Ensuite vient la maîtrise de l’encre,

et enfin, celle de la couleur »

Wang Kai

Sur la plan philosophique, le matériel ne peut être distingué du tracé car il constitue également un tout cosmologique.

Le noir de l’encre correspond à la couleur du mystère ou du chaos originel, sombre puisque dans l’encrier elle n’a aucune forme particulière. L’encre possède toutes les couleurs en soi, puisqu’elle incarne la couleur du chaos et qu’elle correspond à la matrice de tous les possibles. Le noir de l’encre et le blanc du support suffisent pour représenter toutes les mutations cosmologiques en incarnant le principe Yin pour l’encre et le principe Yang pour le support.

Le pinceau tenu VERTICALEMENT établit le lien entre ciel et terre qui correspond au rôle de l’humain, celui d’ordonner les choses entre les deux forces.

Le papier, support blanc, correspond au yang. C’est grâce au support que vont s’incarner les figures écrites ou peintes.

L’encre de Chine :

Dans cette peinture traditionnelle on utilise exclusivement l’encre de Chine noire, solide sous forme de battons d’encre à frotter sur une pierre à encre. Aujourd’hui il existe des encres liquides plus pratiques à utiliser.

Bien que noire, cette encre contient toutes les nuances : les noirs, les gris et les blancs se composent infiniment. Elle exprime une perception de la couleur en contraste avec la surface blanche ce qui donne l’impression que l’image est colorée.

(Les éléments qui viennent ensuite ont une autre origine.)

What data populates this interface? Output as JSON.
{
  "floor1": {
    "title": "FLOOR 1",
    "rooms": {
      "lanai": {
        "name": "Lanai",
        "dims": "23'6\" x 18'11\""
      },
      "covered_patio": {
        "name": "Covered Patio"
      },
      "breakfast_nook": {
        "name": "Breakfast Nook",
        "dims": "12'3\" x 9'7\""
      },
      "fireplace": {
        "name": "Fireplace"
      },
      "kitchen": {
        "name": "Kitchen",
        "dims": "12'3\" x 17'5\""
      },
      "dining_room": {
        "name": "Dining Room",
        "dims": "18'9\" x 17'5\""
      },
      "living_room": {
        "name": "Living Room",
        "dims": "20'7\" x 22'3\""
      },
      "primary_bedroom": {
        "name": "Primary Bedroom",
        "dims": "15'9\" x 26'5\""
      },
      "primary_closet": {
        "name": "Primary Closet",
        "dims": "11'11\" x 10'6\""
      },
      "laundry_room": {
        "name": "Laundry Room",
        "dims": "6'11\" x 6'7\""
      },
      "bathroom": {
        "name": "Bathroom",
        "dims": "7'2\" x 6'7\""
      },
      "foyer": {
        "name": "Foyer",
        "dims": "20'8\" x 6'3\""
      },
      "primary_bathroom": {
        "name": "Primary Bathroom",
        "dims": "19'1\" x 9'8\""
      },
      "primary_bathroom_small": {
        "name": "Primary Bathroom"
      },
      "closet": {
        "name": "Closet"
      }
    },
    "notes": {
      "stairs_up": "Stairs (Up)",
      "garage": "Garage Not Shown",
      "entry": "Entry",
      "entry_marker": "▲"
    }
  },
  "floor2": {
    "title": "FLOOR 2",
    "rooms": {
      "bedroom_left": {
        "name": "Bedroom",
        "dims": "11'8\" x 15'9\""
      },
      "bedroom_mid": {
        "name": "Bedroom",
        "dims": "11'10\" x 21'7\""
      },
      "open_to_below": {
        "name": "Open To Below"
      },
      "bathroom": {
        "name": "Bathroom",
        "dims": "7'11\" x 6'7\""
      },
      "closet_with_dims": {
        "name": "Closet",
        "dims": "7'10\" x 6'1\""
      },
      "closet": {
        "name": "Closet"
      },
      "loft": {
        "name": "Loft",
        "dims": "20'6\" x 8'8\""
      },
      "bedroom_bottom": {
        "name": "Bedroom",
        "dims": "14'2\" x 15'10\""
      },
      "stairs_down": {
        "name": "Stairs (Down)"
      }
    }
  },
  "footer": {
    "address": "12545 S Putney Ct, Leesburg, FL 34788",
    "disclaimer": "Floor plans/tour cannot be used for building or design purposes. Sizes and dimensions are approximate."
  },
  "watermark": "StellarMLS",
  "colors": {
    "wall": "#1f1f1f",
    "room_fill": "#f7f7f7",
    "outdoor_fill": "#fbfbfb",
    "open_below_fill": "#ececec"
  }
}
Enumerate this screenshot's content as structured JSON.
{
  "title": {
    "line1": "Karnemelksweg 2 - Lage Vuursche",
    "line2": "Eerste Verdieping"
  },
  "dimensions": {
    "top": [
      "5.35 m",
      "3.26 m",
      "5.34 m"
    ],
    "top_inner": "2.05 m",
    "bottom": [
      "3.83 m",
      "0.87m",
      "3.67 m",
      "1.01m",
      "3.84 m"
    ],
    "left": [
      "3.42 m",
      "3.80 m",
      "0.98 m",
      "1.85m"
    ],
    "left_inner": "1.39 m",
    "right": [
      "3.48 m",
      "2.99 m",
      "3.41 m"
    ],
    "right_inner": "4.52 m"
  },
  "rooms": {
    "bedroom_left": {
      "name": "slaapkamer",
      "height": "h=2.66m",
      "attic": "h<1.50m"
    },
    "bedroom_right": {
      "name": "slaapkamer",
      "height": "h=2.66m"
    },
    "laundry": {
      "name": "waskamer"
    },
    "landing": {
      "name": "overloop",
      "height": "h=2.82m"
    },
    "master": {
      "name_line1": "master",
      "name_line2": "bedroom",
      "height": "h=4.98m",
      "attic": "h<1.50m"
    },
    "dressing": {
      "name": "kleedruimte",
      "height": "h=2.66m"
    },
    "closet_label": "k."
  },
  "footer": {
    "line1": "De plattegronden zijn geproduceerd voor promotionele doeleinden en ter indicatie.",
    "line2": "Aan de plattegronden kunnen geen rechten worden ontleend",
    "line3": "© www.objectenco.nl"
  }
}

Ces diverses tonalités servent aussi à exprimer les émotions et reflètent le centre d’intérêt du peintre.

Le papier :

Il y a différents papiers d’épaisseurs et qualités diverses (absorbant et non absorbant) qui vont impacter la trace de l’encre et influencer l’expression du peintre ou calligraphe. Plus le papier est absorbant plus le geste sera rapide et maîtrisé.

Le Papier solide boit peu d’encre et l’absorbe mal alors qu’un papier délicat, fin reçoit bien l’encre.

Il est évident que la qualité du papier joue un rôle important pour la trace. Il doit être utilisé à l’état naturel, c’est-à-dire non traité à l’alun.

Le pinceau :

Dans la pratique de la peinture dite « d’eau et d’encre », les Maîtres ont insisté avant toute chose sur le maniement primordial de cet INSTRUMENT-LIEN irremplaçable qu’est le pinceau, qui lie la main à l’esprit. Pour illustrer ce principe Shitao nous dit:

« La peinture résulte de la réception de l’encre.

L’encre, de la réception du pinceau. Le pinceau, de la réception de la main.

La main, de la réception de l’esprit… »

Le pinceau est le même outil pour la calligraphie que pour la peinture à l’encre, notamment dans la tenue du pinceau et la maîtrise de tous les types de traits.

En peinture on emploie des pinceaux de poils différents :

– un pinceau fort correspond à un pinceau à poils peu souples (martre, loup, par ex.). Il ne prend que peu d’encre à la fois.

– le pinceau souple ou mou, en poils de chèvre par exemple renferme beaucoup de liquide, il est très utile pour les lavis..

Les poils du pinceau servent de réservoir d’encre que l’on chargera d’eau et d’encre en fonction du sujet à peindre. C’est la palette du peintre.